Sunday, June 30, 2013

Time Ripens



Skipping in and out of realities, things start to blur more. Am I 

really dreaming when I’m awake? It never really stops, an 

improvisation of the best kind. But in my mind I can’t see what 

really happens. It’s just a hint of what might happen. So I wait 

until the time ripens. 


The hints are eloquent. The heaviness is in the way their eyes 

seem, when they don’t realize you’re watching. But no one stops 

to stare in these modern day times. The wind sways in many 

ways, pushing you moderately. Clear and present, the energies 

duplicate when you can relate.  


I thought I’ve watched this all before, a déjà vu. Faint is how I 

remember it as. But I couldn’t place my finger on it. Like everything 

that feels vaguely familiar. We’re catching up to the different vibes, 

finally, completing stories, and starting new ones. Its never ending,
 
but I never remember fully, purposely.


But the way I want to feel is never for a second. But all I want to
 do 
is indulge in every moment. But I can’t. Not yet, it’s too early to 
live 
multiple lives. I've got to wait until time ripens.



Saturday, June 22, 2013

I AM



My mind rising into higher frequencies; I’m understanding the
worth.

The paper chase is JUST a human race. Ego-induced. Tainted
perceptions.

Stuck in different mindsets while my actions are so free. No mindsets,
timeless.

I always notice the different versions, and there are those few categories
you can identify. But within those categories are many more sub genres
of perceptions. They are all hidden, in deep sleep. What is awake are the
few that dominate reality and spiral the earth. Dominance is the game.

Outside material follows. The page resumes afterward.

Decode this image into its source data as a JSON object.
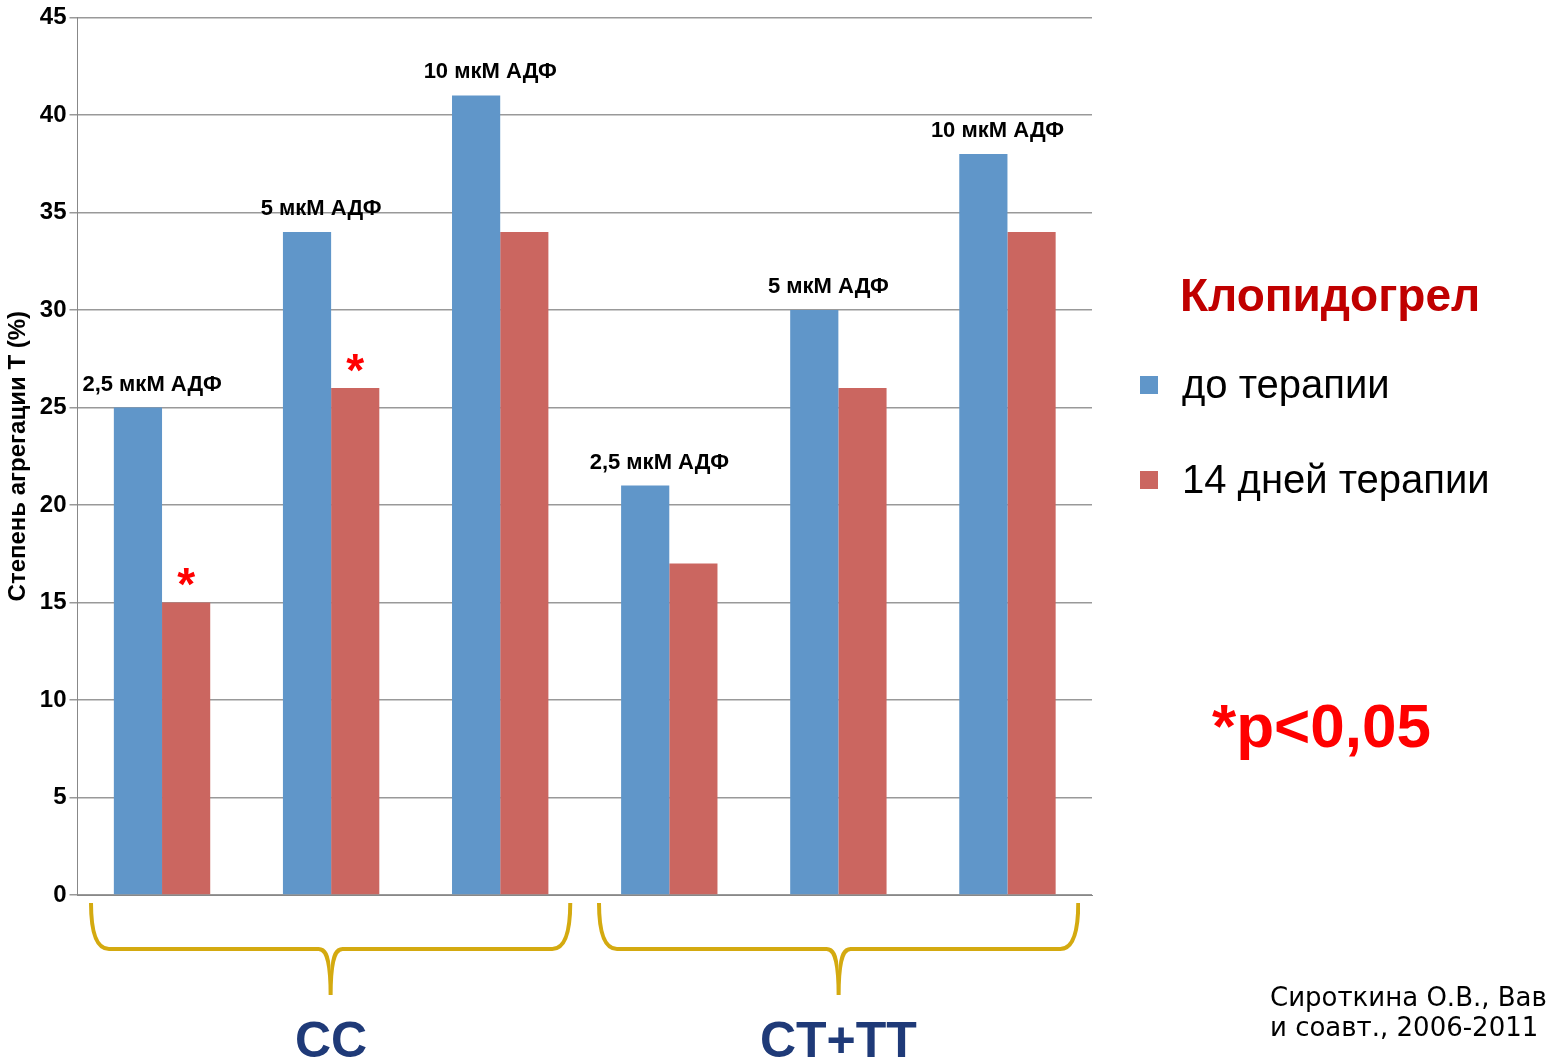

I find myself in between it all, like a third-party observer. The story has
its mishaps but always lead to something. That something brings the
opportunity to change associations, to awaken those categories. To not
be lost in it, I think, is almost impossible, so I can I blame you? I’ll blame
you for playing it too safe.

Living is without restriction, a truly rebellious act. The actions are
untamed and aligned with nothing that already exists. The reactions are
different, like something you’ve never anticipated. The boxes are many,
stacked up neatly next to each other. My box is open.  



Sunday, June 9, 2013

Projections


My skin and your skin. Alike.


To watch and to see are different things but I recognized neither. 
But the glances I catch, the analyzations that are trying to be made. 
I notice the mind calculating the things being perceived. But nothing 
could be calculated. The logic behind it all spiralled because the 
instinct couldn’t be measured. The intensity was watched, the 
complications understood. 

And everything was still; it was happening.

And in my mind, I let it pass thinking it was nothing. But it spanned 
out all over the place and in patterns. An estimated route it took, and 
I hit every move before it came. I some how knew but didn’t realize 
that I did. The reasons were there deductively and I was just connecting 
the dots. Being in the forefront was horrible but I couldn’t help but to 
indulge.

Unified, it occupied my mind. My every instant reflected this. Worlds 
submerge to accommodate what I perceive. I understood your actions, 
and I made my reactions. 


I’m just the projector and the rest is a projection.